Coronavirus variants with clunky, alphanumeric names have now been assigned the letters of the Greek alphabet to simplify discussion and pronunciation while avoiding stigma.
The World Health Organization revealed the new names on Monday amid criticism that those given by scientists to strains such as the South African variant - which goes by multiple names including B.1.351, 501Y.V2, and 20H/501Y.V2 - were too complicated.
Since the pandemic began, the names people have used to describe the virus have provoked controversy.
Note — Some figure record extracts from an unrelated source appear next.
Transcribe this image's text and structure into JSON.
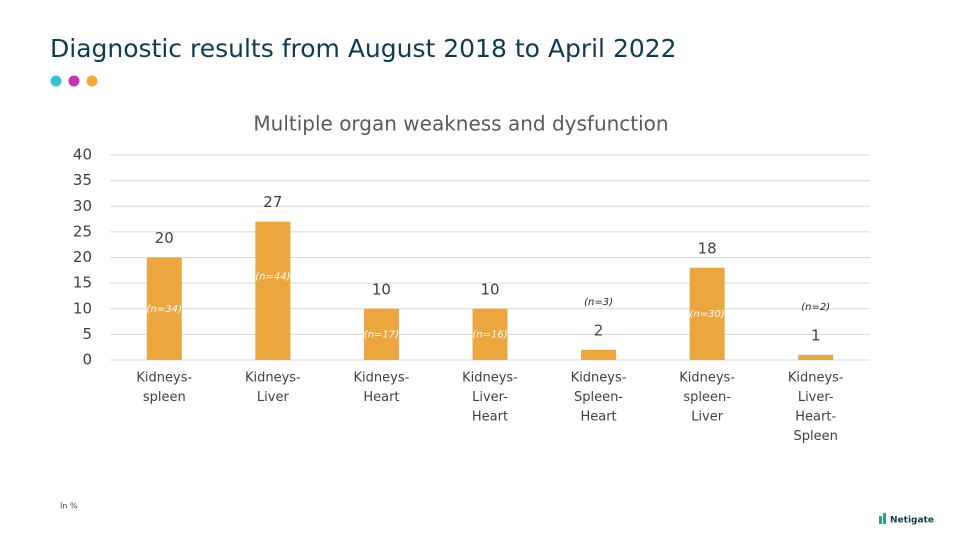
{
  "header": {
    "title": "Diagnostic results from August 2018 to April 2022"
  },
  "chart_data": {
    "type": "bar",
    "title": "Multiple organ weakness and dysfunction",
    "categories": [
      [
        "Kidneys-",
        "spleen"
      ],
      [
        "Kidneys-",
        "Liver"
      ],
      [
        "Kidneys-",
        "Heart"
      ],
      [
        "Kidneys-",
        "Liver-",
        "Heart"
      ],
      [
        "Kidneys-",
        "Spleen-",
        "Heart"
      ],
      [
        "Kidneys-",
        "spleen-",
        "Liver"
      ],
      [
        "Kidneys-",
        "Liver-",
        "Heart-",
        "Spleen"
      ]
    ],
    "values": [
      20,
      27,
      10,
      10,
      2,
      18,
      1
    ],
    "annotations": [
      "(n=34)",
      "(n=44)",
      "(n=17)",
      "(n=16)",
      "(n=3)",
      "(n=30)",
      "(n=2)"
    ],
    "color": "#eba63f",
    "ylim": [
      0,
      40
    ],
    "yticks": [
      0,
      5,
      10,
      15,
      20,
      25,
      30,
      35,
      40
    ],
    "grid": true
  },
  "footer": {
    "note": "In %",
    "logo": "Netigate"
  }
}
Former U.S. President Donald Trump called the new coronavirus "the China virus" and other monikers, raising concern he was using the names as a political weapon to shift blame to a rival nation.
The WHO, which has urged people not to use language to advance COVID-19 profiling of people or nationalities, has also said people should avoid using country names in association with emerging variants.
The four coronavirus variants considered of concern by the U.N. agency and known generally by the public as the UK, South Africa, Brazil, and India variants have now been assigned the Greek letters Alpha, Beta, Gamma, and Delta, respectively, according to the order of their detection.
Other variants of interest continue down the alphabet.
The choice of the Greek alphabet came after months of deliberations in which other possibilities such as Greek gods and invented, pseudo-classical names were considered, according to bacteriologist Mark Pallen, who was involved in the talks.